En la Bruselas contemporánea, una trabajadora social casada Lectura (Manon Clavel) se dedica a ayudar a los demás hasta que una aventura, seguida de una tragedia personal, destroza su vida tal como la conocía. Al encontrarse sola y financieramente inestable, debe lidiar con el hecho de que el mismo sistema de asistencia social al que alguna vez sirvió le ofrece poco a cambio ahora que lo necesita. Una conversación casual sobre cómo ganar dinero vendiendo ropa interior usada la encamina hacia diferentes formas de trabajo sexual. Alex PoukinEl primer largometraje de ficción después de varios documentales de gran prestigio, “Kika” observa con empatía cómo su personaje principal navega por este nuevo terreno, esbozando un retrato cálido y a menudo humorístico de la necesidad humana de recuperar la capacidad de decisión de la desesperación.
Kika no es una víctima, sino una mujer que constantemente absorbe los shocks, los evalúa y los recalibra heroicamente. La de Clavel no es una actuación especialmente vistosa, pero sí de una precisión impresionante, que sugiere mundos emocionales enteros a través de los gestos más pequeños: una mirada retenida o un temblor en la voz. Incluso cuando la historia se aventura en un territorio más provocativo, la silenciosa inteligencia del actor mantiene la película firme, asegurando que las elecciones de Kika se desarrollen menos como fantasías al estilo “Belle de Jour” y más como soluciones prácticas e imaginativas a la mano que la vida le ha tocado.
Kika explora una colisión particular entre colapso y reinvención, observando cómo la precariedad y la presión financiera pueden erosionar los límites personales y generar formas inesperadas de empoderamiento. A Poukine le fascina la supervivencia como un lento acto de redescubrimiento de sí mismo. La tensión ética de la película radica en su negativa a condenar o romantizar las elecciones de Kika: en cambio, la ve negociar alguna forma de agencia dentro de los límites de una economía que mercantiliza su cuerpo y sus acciones. En una escena tensa pero oscuramente divertida, ella literalmente negocia con un cliente desagradable que inicialmente quiere que ella defeque en su cara, antes de que la convenzan de que acepte una bolsa de excrementos.
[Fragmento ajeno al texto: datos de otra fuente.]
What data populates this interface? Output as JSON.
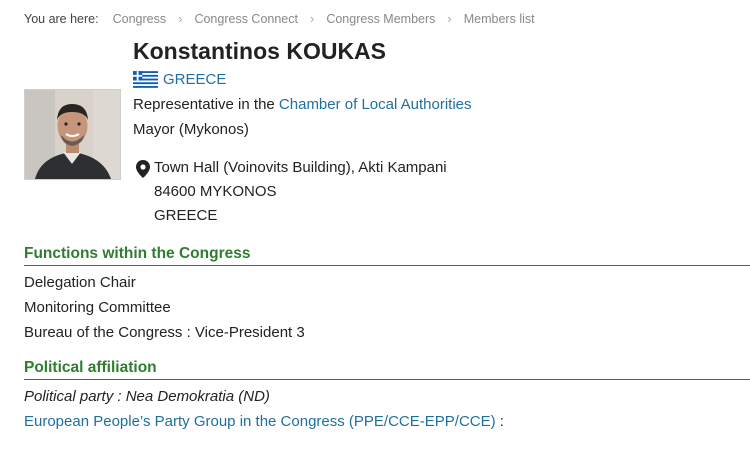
{
  "breadcrumb": {
    "lead": "You are here:",
    "items": [
      "Congress",
      "Congress Connect",
      "Congress Members",
      "Members list"
    ]
  },
  "member": {
    "name": "Konstantinos KOUKAS",
    "country": "GREECE",
    "role_prefix": "Representative in the ",
    "role_link": "Chamber of Local Authorities",
    "position": "Mayor (Mykonos)",
    "address": [
      "Town Hall (Voinovits Building), Akti Kampani",
      "84600 MYKONOS",
      "GREECE"
    ]
  },
  "functions": {
    "title": "Functions within the Congress",
    "items": [
      "Delegation Chair",
      "Monitoring Committee",
      "Bureau of the Congress : Vice-President 3"
    ]
  },
  "political": {
    "title": "Political affiliation",
    "party": "Political party : Nea Demokratia (ND)",
    "group_link": "European People’s Party Group in the Congress (PPE/CCE-EPP/CCE)",
    "group_suffix": " :"
  },
  "colors": {
    "link": "#1f6fa0",
    "section_green": "#2f7d2e",
    "flag_blue": "#0d5eaf"
  }
}
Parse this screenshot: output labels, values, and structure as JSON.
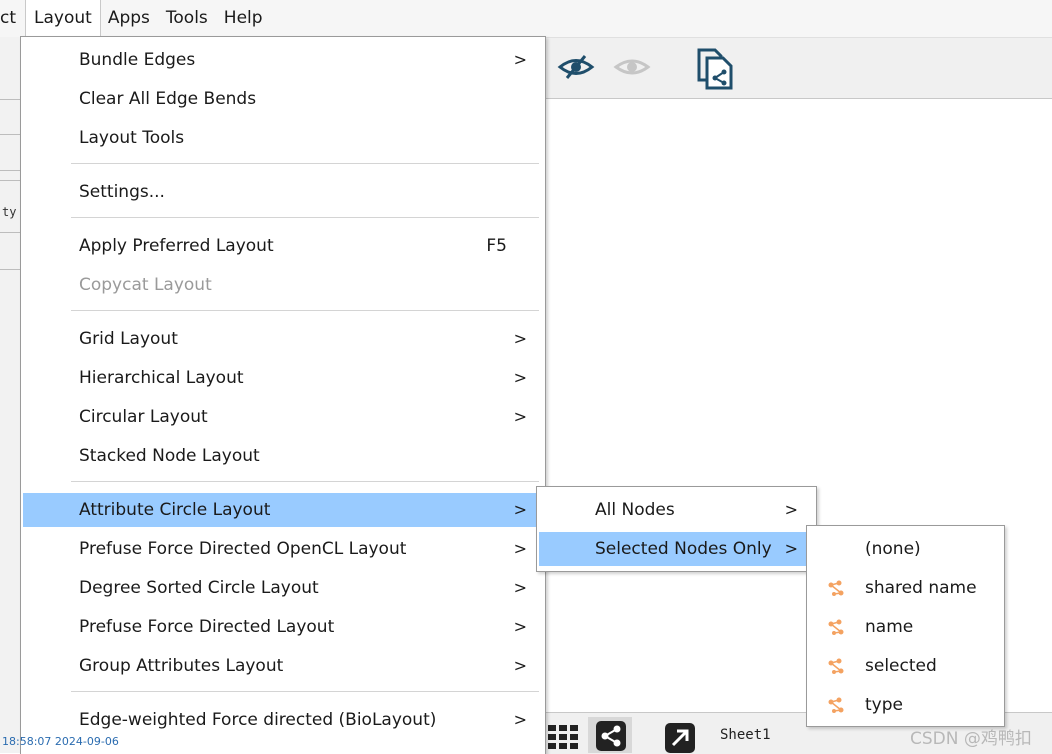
{
  "menubar": {
    "items": [
      {
        "label": "ct"
      },
      {
        "label": "Layout",
        "open": true
      },
      {
        "label": "Apps"
      },
      {
        "label": "Tools"
      },
      {
        "label": "Help"
      }
    ]
  },
  "layout_menu": {
    "items": [
      {
        "label": "Bundle Edges",
        "submenu": true
      },
      {
        "label": "Clear All Edge Bends"
      },
      {
        "label": "Layout Tools"
      },
      {
        "label": "Settings..."
      },
      {
        "label": "Apply Preferred Layout",
        "shortcut": "F5"
      },
      {
        "label": "Copycat Layout",
        "disabled": true
      },
      {
        "label": "Grid Layout",
        "submenu": true
      },
      {
        "label": "Hierarchical Layout",
        "submenu": true
      },
      {
        "label": "Circular Layout",
        "submenu": true
      },
      {
        "label": "Stacked Node Layout"
      },
      {
        "label": "Attribute Circle Layout",
        "submenu": true,
        "highlighted": true
      },
      {
        "label": "Prefuse Force Directed OpenCL Layout",
        "submenu": true
      },
      {
        "label": "Degree Sorted Circle Layout",
        "submenu": true
      },
      {
        "label": "Prefuse Force Directed Layout",
        "submenu": true
      },
      {
        "label": "Group Attributes Layout",
        "submenu": true
      },
      {
        "label": "Edge-weighted Force directed (BioLayout)",
        "submenu": true
      }
    ]
  },
  "attribute_submenu": {
    "items": [
      {
        "label": "All Nodes",
        "submenu": true
      },
      {
        "label": "Selected Nodes Only",
        "submenu": true,
        "highlighted": true
      }
    ]
  },
  "attribute_choice_menu": {
    "items": [
      {
        "label": "(none)"
      },
      {
        "label": "shared name",
        "icon": "node-attribute-icon"
      },
      {
        "label": "name",
        "icon": "node-attribute-icon"
      },
      {
        "label": "selected",
        "icon": "node-attribute-icon"
      },
      {
        "label": "type",
        "icon": "node-attribute-icon"
      }
    ]
  },
  "arrow_glyph": ">",
  "left_fragment": "ty",
  "bottom": {
    "sheet_label": "Sheet1"
  },
  "watermark": "CSDN @鸡鸭扣",
  "timestamp": "18:58:07 2024-09-06",
  "colors": {
    "highlight": "#99cbff",
    "icon_accent": "#f4a261",
    "toolbar_icon": "#1f4e6b"
  }
}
El debate entre Kika y este hombre anónimo sobre el valor de este producto en particular llega al corazón de gran parte del diálogo contemporáneo sobre ciertas formas de trabajo sexual. De todos modos lo tirarías gratis, argumenta, entonces, ¿cuánto podría valer? Por supuesto, está pagando por el acto de pagarlo, por la entrega, por la interacción y por una miríada de otros compromisos por los que Kika necesitará ser compensada. Estas y otras secuencias, manejadas con curiosidad antropológica más que con voyeurismo, exploran el cambiante equilibrio de poder entre el dador y el receptor.
La cámara del director de fotografía Colin Lévêque se detiene no tanto en los actos en sí sino en sus consecuencias: momentos en los que la vergüenza, el alivio y el desconcierto coexisten, enmarcando el mundo de Kika como íntimo y alienante. El paciente montaje de la editora Agnès Bruckert permite que los cambios de tono bastante audaces de la película (desde una tentativa comedia romántica hasta una excavación psicológica) se desarrollen con aplomo, reforzando la sensación de que la catástrofe y la autorredefinición pueden coexistir al mismo tiempo.
El tema de “Kika”, tal como se presenta aquí, lo posiciona firmemente dentro del circuito de autor. Después de un festival que comenzó en la Semana de la Crítica de Cannes, se esperaba que el marketing buscara enfatizar la luminosa actuación de Clavel y la inteligencia compasiva de la película en lugar de simplemente recalcar la premisa del trabajo sexual. Para los distribuidores boutique, la película de Poukine ofrece una propuesta silenciosamente radical: una historia sobre la supervivencia económica contada sin demasiado sensacionalismo, atrayendo a espectadores que aprecian la ambigüedad moral presentada con gracia y precisión emocional.